Diese Zukunft liegt jetzt auf dem Grund des Südchinesischen Meeres.

Das 260 Fuß lange, dreistöckige Restaurant kenterte und sank, als es am Wochenende durch tiefes Wasser geschleppt wurde, sagte sein Besitzer, Aberdeen Restaurant Enterprises, am Montag. Niemand sei verletzt worden, hieß es.

Der Verlust von Jumbo hallte in ganz Hongkong wider, einem chinesischen Territorium, in dem der neonbeleuchtete Koloss – im Stil eines kaiserlichen Palastes gebaut – seit fast einem halben Jahrhundert im selben Hafen stand. Generationen von Hongkongern feierten dort Hochzeiten und schlossen Geschäftsabschlüsse bei kantonesischen Gerichten wie knusprigem Schweinebauch und im Wok gebackenen Schlammkrabben.

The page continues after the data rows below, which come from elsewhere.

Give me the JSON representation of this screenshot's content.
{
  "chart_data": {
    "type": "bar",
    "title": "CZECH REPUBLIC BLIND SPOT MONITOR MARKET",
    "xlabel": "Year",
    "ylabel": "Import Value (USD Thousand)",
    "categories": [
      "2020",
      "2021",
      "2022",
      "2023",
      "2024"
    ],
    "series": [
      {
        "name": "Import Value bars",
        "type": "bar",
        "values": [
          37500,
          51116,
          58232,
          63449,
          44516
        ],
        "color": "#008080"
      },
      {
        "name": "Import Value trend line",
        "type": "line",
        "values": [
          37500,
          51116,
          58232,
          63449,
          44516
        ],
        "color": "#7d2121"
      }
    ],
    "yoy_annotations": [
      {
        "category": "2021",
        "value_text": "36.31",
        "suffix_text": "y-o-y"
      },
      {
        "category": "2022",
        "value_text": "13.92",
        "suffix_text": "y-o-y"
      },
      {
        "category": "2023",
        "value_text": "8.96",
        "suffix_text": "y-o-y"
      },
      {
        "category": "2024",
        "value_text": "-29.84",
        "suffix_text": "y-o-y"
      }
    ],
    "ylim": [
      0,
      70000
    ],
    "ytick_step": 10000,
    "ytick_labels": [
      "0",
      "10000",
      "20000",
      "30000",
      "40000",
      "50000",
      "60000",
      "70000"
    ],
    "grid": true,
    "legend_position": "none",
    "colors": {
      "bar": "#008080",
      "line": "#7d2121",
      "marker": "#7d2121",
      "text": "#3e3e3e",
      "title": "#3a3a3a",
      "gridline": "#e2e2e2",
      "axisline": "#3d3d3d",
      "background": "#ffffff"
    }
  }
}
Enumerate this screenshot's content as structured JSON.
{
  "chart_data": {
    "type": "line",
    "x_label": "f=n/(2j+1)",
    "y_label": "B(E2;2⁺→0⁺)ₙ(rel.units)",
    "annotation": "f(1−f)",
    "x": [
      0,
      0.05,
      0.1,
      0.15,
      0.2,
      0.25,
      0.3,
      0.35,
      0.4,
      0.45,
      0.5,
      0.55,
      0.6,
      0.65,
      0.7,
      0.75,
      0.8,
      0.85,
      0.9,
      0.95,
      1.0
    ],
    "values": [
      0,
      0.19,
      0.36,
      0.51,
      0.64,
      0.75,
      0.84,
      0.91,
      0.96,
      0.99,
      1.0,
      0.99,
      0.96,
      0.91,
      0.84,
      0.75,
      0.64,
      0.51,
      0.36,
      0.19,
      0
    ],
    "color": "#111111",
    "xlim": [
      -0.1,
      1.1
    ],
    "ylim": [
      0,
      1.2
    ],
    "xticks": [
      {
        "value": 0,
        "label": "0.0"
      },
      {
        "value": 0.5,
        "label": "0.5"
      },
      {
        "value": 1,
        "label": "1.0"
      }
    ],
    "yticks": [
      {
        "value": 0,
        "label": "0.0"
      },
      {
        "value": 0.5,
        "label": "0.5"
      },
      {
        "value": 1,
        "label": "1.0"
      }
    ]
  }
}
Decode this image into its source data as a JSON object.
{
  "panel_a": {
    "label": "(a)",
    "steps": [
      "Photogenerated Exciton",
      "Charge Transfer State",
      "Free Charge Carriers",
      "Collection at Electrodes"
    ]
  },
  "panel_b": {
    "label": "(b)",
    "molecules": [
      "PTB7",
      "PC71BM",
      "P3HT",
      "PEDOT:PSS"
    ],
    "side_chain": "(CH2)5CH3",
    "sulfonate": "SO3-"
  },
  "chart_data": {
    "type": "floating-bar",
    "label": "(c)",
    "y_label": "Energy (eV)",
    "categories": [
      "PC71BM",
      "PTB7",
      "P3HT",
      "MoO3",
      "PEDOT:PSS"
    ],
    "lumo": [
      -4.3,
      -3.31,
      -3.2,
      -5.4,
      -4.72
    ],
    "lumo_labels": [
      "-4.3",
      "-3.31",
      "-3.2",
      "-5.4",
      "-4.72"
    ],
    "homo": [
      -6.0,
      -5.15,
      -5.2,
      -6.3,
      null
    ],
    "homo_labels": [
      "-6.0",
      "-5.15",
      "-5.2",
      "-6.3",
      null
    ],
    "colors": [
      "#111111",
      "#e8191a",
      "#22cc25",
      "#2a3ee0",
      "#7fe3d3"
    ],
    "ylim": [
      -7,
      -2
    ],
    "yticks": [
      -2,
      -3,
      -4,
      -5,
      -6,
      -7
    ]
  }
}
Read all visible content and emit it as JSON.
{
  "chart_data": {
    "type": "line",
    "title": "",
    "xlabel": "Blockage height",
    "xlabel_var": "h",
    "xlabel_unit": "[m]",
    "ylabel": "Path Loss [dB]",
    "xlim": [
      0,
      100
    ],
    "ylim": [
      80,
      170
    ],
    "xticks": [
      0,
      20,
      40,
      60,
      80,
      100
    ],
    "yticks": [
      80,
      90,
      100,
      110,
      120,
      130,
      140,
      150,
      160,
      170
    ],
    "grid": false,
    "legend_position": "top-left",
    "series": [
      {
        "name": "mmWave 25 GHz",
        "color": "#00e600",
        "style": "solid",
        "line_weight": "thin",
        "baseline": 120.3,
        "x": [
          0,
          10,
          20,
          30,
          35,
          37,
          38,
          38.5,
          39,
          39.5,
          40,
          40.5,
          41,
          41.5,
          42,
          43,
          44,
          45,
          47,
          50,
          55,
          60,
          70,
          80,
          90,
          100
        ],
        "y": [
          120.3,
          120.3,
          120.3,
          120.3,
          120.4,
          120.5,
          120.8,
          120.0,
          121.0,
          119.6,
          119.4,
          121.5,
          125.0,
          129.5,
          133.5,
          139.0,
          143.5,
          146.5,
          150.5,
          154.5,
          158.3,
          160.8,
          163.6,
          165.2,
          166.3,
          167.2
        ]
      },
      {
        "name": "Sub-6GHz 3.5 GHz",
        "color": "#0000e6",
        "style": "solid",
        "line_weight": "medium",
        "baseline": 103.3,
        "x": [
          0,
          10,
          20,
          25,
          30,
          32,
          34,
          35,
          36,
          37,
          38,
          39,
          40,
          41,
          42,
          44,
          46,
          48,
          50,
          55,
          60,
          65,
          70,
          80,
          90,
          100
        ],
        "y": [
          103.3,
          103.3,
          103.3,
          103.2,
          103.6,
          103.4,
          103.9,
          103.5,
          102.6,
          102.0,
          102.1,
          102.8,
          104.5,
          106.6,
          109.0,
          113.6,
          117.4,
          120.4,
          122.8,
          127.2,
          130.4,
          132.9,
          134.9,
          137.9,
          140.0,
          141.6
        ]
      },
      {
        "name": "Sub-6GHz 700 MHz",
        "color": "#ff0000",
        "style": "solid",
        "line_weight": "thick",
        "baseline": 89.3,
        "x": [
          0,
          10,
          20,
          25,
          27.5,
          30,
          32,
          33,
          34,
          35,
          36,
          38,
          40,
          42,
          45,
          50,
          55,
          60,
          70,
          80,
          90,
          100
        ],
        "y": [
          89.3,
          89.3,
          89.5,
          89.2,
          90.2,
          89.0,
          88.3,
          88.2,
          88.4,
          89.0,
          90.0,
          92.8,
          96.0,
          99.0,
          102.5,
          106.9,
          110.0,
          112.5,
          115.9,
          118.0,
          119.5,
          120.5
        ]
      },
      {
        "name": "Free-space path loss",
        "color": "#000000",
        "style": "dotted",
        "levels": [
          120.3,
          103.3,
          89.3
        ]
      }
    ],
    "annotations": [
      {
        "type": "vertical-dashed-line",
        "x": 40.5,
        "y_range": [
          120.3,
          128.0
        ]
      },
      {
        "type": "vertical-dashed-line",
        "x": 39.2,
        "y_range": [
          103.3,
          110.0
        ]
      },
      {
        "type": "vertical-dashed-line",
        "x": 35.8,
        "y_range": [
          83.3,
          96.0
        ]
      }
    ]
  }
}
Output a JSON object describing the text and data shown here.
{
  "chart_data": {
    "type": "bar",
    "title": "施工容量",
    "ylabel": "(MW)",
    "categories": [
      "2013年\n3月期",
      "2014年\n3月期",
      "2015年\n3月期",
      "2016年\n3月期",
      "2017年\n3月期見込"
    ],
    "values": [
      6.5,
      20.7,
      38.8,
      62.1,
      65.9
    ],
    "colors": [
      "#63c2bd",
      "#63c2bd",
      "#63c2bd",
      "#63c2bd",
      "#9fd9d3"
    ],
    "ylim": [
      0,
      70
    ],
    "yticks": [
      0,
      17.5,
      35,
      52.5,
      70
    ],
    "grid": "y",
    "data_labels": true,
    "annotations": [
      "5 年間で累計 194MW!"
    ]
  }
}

Für viele Menschen in der ehemaligen britischen Kolonie symbolisierte das Restaurant eine Zeit der lokalen Geschichte, die optimistischer war als die Gegenwart.

Der Untergang von Jumbo fällt in eine Zeit immenser Umwälzungen in Hongkong, die begannen, als 2019 monatelang regierungsfeindliche Proteste die Stadt erschütterten. Dies veranlasste die chinesische Regierung im Jahr 2020, dem seitdem erodierten Territorium ein starkes nationales Sicherheitsgesetz aufzuerlegen was von seinen demokratischen Institutionen übrig war.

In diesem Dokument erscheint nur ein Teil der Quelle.